The Edinburgh-based bank - still 73% owned by the taxpayer - is making the payment to end an agreement with the government which prevented it paying dividends to any shareholders before the Treasury.
This so-called dividend access share (DAS) was put in place in 2009 - although the loss-making bank is not yet ready to start making payouts to shareholders. The bank is not making a profit - it reported its eighth consecutive year of losses for 2015 in February - and may find that the £1.2bn payment to the Treasury will make it hard to make a profit in the first quarter of 2016.

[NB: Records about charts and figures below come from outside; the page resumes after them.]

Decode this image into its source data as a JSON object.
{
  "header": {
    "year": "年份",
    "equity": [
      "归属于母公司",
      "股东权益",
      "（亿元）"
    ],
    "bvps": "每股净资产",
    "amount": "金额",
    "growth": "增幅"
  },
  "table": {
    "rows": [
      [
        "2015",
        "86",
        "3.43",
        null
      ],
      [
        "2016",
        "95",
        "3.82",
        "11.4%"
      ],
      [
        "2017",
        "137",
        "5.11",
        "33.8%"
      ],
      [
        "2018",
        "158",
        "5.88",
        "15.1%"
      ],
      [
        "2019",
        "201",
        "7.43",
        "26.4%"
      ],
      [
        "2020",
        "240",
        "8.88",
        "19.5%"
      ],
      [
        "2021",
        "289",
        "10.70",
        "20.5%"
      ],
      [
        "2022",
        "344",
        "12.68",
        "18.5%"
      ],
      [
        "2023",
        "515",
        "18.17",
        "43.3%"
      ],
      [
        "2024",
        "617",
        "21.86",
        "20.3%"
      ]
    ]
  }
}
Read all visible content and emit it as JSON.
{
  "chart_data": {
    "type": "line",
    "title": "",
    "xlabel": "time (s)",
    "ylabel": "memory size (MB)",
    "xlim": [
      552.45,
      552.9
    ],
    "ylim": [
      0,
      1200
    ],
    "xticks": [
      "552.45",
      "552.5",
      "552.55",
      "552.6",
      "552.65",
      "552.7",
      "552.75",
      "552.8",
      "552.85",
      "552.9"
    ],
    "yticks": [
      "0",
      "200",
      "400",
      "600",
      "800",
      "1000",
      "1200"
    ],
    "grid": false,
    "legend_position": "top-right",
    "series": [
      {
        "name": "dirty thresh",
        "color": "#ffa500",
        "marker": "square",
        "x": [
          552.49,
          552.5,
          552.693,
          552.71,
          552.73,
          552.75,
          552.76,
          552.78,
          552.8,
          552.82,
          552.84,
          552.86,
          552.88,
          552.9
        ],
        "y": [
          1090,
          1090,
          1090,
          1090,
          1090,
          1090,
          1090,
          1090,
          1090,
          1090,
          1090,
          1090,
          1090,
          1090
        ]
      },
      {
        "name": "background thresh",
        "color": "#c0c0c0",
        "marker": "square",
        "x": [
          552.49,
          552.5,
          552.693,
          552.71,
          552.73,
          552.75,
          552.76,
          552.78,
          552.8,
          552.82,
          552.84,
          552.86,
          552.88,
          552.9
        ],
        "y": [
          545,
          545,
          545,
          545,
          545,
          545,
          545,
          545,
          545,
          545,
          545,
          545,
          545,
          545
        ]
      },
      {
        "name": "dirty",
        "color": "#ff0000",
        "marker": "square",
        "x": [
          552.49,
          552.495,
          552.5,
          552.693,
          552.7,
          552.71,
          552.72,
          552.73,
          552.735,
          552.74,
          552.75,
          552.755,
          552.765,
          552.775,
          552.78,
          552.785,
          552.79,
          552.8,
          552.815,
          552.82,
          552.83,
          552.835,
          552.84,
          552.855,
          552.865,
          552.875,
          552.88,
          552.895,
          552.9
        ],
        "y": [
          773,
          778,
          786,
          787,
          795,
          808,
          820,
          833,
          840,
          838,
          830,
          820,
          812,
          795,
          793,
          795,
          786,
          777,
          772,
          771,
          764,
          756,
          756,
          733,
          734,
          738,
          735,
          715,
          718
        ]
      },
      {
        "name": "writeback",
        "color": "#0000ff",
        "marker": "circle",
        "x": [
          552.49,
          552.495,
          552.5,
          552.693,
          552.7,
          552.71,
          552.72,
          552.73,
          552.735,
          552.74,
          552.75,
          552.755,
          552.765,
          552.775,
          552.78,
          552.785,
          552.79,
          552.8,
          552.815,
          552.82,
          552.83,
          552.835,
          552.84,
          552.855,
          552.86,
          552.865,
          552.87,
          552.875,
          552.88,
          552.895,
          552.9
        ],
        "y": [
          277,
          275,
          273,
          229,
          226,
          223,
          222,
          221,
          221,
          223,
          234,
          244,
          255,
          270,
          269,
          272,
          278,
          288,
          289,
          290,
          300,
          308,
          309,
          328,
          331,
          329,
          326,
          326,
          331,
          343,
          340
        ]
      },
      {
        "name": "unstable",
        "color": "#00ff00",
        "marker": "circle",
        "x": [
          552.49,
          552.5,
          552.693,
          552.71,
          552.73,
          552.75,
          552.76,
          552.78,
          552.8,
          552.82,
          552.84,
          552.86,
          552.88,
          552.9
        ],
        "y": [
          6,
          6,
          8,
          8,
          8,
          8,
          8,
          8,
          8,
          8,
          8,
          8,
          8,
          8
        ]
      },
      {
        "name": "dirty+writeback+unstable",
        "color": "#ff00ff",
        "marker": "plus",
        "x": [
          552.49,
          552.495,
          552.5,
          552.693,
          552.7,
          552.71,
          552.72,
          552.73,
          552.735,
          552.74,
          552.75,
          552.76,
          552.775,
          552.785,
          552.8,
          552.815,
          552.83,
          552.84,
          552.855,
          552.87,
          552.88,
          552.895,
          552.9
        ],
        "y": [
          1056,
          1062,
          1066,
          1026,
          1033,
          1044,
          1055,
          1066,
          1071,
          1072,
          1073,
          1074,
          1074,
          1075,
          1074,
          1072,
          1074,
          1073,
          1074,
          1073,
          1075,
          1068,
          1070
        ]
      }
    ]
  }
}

Ross McEwan, chief executive of RBS, said: “This is another important milestone in our plan to resume capital distributions to our shareholders and represents one less hurdle in our path to build the number one bank for customer service, trust and advocacy.”
A number of obstacles remain in the way to payouts to shareholders, including a potential multibillion pound penalty from the US authorities for the way it sold mortgages in the run up the crisis, the spin out of the branch network known as Williams & Glyn and the need for a strong result in the stress tests from the Bank of England at the end of the year.
George Osborne is hoping to generate £25bn of revenue from the sale of RBS shares in this parliament, although the Office for Budget Responsibility has concludedthat he will have to sell off the entire remaining stake by 2020 if he is to achieve that goal. In documents alongside last week’s budget the Treasury’s independent forecasters warned that the bailout of the banking sector after the 2008 crash could leave taxpayers with £17.5bn of losses.
Taxpayers break even on their stake in RBS at 502p. On Tuesday morning the share price was trading at around 232p, down about 1.5% on the previous day’s close.